- Born: 1980 (age 45–46) Salisbury, Maryland, U.S.
- Known for: Painting

= Julia Rommel =

American painter

Julia Rommel is an American painter. Her work is in the collections of the Museum of Modern Art and the Whitney Museum.

== Exhibitions ==
- Long Leash, Overduin & Co., Los Angeles, CA, 2020
- Fall Guy, Standard (Oslo), Oslo, Norway, 2019
- Candy Jail, Bureau, New York, 2019
- Twin Bed, Bureau at Tanya Leighton, 2018
- A Cheesecake with Your Name on It, Overduin & Co., Los Angeles, CA, 2016
- Two Italians, Six Lifeguards, The Aldrich Contemporary Art Museum, Ridgefield, Connecticut, November 2015 – April 2016 (curated by Amy Smith-Stewart)

==Work==
Julia Rommel is an American abstract painter.
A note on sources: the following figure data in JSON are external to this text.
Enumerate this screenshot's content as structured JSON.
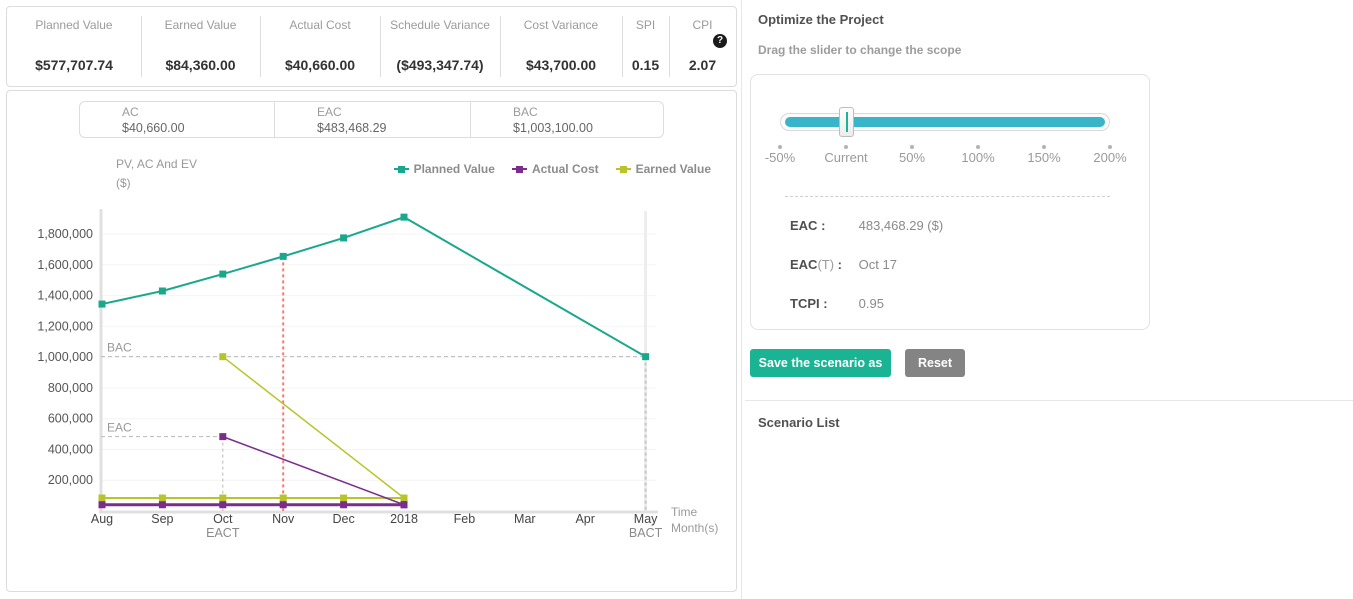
{
  "colors": {
    "accent": "#1ab394",
    "reset": "#848484",
    "track": "#38b5c8",
    "panel_text": "#515151"
  },
  "metrics_bar": {
    "help_glyph": "?",
    "items": [
      {
        "label": "Planned Value",
        "value": "$577,707.74"
      },
      {
        "label": "Earned Value",
        "value": "$84,360.00"
      },
      {
        "label": "Actual Cost",
        "value": "$40,660.00"
      },
      {
        "label": "Schedule Variance",
        "value": "($493,347.74)"
      },
      {
        "label": "Cost Variance",
        "value": "$43,700.00"
      },
      {
        "label": "SPI",
        "value": "0.15"
      },
      {
        "label": "CPI",
        "value": "2.07"
      }
    ]
  },
  "summary_row": {
    "items": [
      {
        "label": "AC",
        "value": "$40,660.00"
      },
      {
        "label": "EAC",
        "value": "$483,468.29"
      },
      {
        "label": "BAC",
        "value": "$1,003,100.00"
      }
    ]
  },
  "chart_data": {
    "type": "line",
    "title": "PV, AC And EV",
    "subtitle": "($)",
    "x_axis_name": [
      "Time",
      "Month(s)"
    ],
    "categories": [
      "Aug",
      "Sep",
      "Oct",
      "Nov",
      "Dec",
      "2018",
      "Feb",
      "Mar",
      "Apr",
      "May"
    ],
    "y_ticks": [
      200000,
      400000,
      600000,
      800000,
      1000000,
      1200000,
      1400000,
      1600000,
      1800000
    ],
    "ylim": [
      0,
      1950000
    ],
    "grid": true,
    "legend_position": "top-right",
    "legend": [
      {
        "name": "Planned Value",
        "color": "#19a88c"
      },
      {
        "name": "Actual Cost",
        "color": "#7b2d8b"
      },
      {
        "name": "Earned Value",
        "color": "#b7c42a"
      }
    ],
    "series": [
      {
        "name": "Planned Value",
        "color": "#19a88c",
        "width": 2,
        "points": [
          [
            0,
            1345000
          ],
          [
            1,
            1430000
          ],
          [
            2,
            1540000
          ],
          [
            3,
            1655000
          ],
          [
            4,
            1775000
          ],
          [
            5,
            1910000
          ],
          [
            9,
            1003100
          ]
        ]
      },
      {
        "name": "Earned Value",
        "color": "#b7c42a",
        "width": 2,
        "points": [
          [
            0,
            84360
          ],
          [
            1,
            84360
          ],
          [
            2,
            84360
          ],
          [
            3,
            84360
          ],
          [
            4,
            84360
          ],
          [
            5,
            84360
          ]
        ]
      },
      {
        "name": "Earned Value projection",
        "color": "#b7c42a",
        "width": 1.5,
        "points": [
          [
            2,
            1003100
          ],
          [
            5,
            84360
          ]
        ]
      },
      {
        "name": "Actual Cost",
        "color": "#7b2d8b",
        "width": 3,
        "points": [
          [
            0,
            40660
          ],
          [
            1,
            40660
          ],
          [
            2,
            40660
          ],
          [
            3,
            40660
          ],
          [
            4,
            40660
          ],
          [
            5,
            40660
          ]
        ]
      },
      {
        "name": "Actual Cost projection",
        "color": "#7b2d8b",
        "width": 1.5,
        "points": [
          [
            2,
            483468.29
          ],
          [
            5,
            40660
          ]
        ]
      }
    ],
    "annotations": {
      "hlines": [
        {
          "label": "BAC",
          "value": 1003100,
          "to_index": 9
        },
        {
          "label": "EAC",
          "value": 483468.29,
          "to_index": 2
        }
      ],
      "vlines": [
        {
          "label": "EACT",
          "index": 2,
          "from_value": 483468.29,
          "color": "#b8b8b8",
          "width": 1,
          "shadow": false
        },
        {
          "label": "",
          "index": 3,
          "from_value": 1655000,
          "color": "#f17c73",
          "width": 2,
          "shadow": false
        },
        {
          "label": "BACT",
          "index": 9,
          "from_value": 1003100,
          "color": "#c8c8c8",
          "width": 2,
          "shadow": true
        }
      ]
    }
  },
  "optimize_panel": {
    "title": "Optimize the Project",
    "subtitle": "Drag the slider to change the scope",
    "slider": {
      "labels": [
        "-50%",
        "Current",
        "50%",
        "100%",
        "150%",
        "200%"
      ],
      "value": "Current",
      "handle_index": 1
    },
    "stats": [
      {
        "label": "EAC",
        "suffix": "",
        "colon": " :",
        "value": "483,468.29 ($)"
      },
      {
        "label": "EAC",
        "suffix": "(T)",
        "colon": " :",
        "value": "Oct 17"
      },
      {
        "label": "TCPI",
        "suffix": "",
        "colon": " :",
        "value": "0.95"
      }
    ],
    "buttons": {
      "save": "Save the scenario as",
      "reset": "Reset"
    },
    "scenario_list_title": "Scenario List"
  }
}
Her early paintings were typically monochromes of blacks and muted colors. Rommel make paintings of various sizes with cool to warm color palettes of blues, greys, reds and bright citrus hues. She makes her paintings using a construction and deconstruction process. Rommel’s laborious process of painting includes cutting and sanding the canvas, and wiping away and adding layers of paint. Her working method stresses the canvas surfaces with physical manipulation, and admits frayed edges and staple holes. Rommel allows imperfection in her painting which gives her work a handmade aesthetic. “Whenever I approach what looks like an existing modernist painting, I know I have to change something,” says Rommel in an interview with Art in America, “I try to mess up the painting to prevent a fixed reading that reflects an established tradition.”

== Collections ==
Among the museums holding her work are: the Albright-Knox Art Gallery in Buffalo; the Hammer Museum in Los Angeles; the Museum of Modern Art in New York City; the San Francisco Museum of Modern Art; the Whitney Museum of American Art in New York City; and the Walker Art Center in Minneapolis.

==Publications==
- Julia Rommel, texts by Rebecca Bengal and Julia Rommel, edited by Arno Baudin and Julia Rommel, Zolo Press, 2021, 288 pages, 235 × 305 mm, 800 copies, printed in Belgium.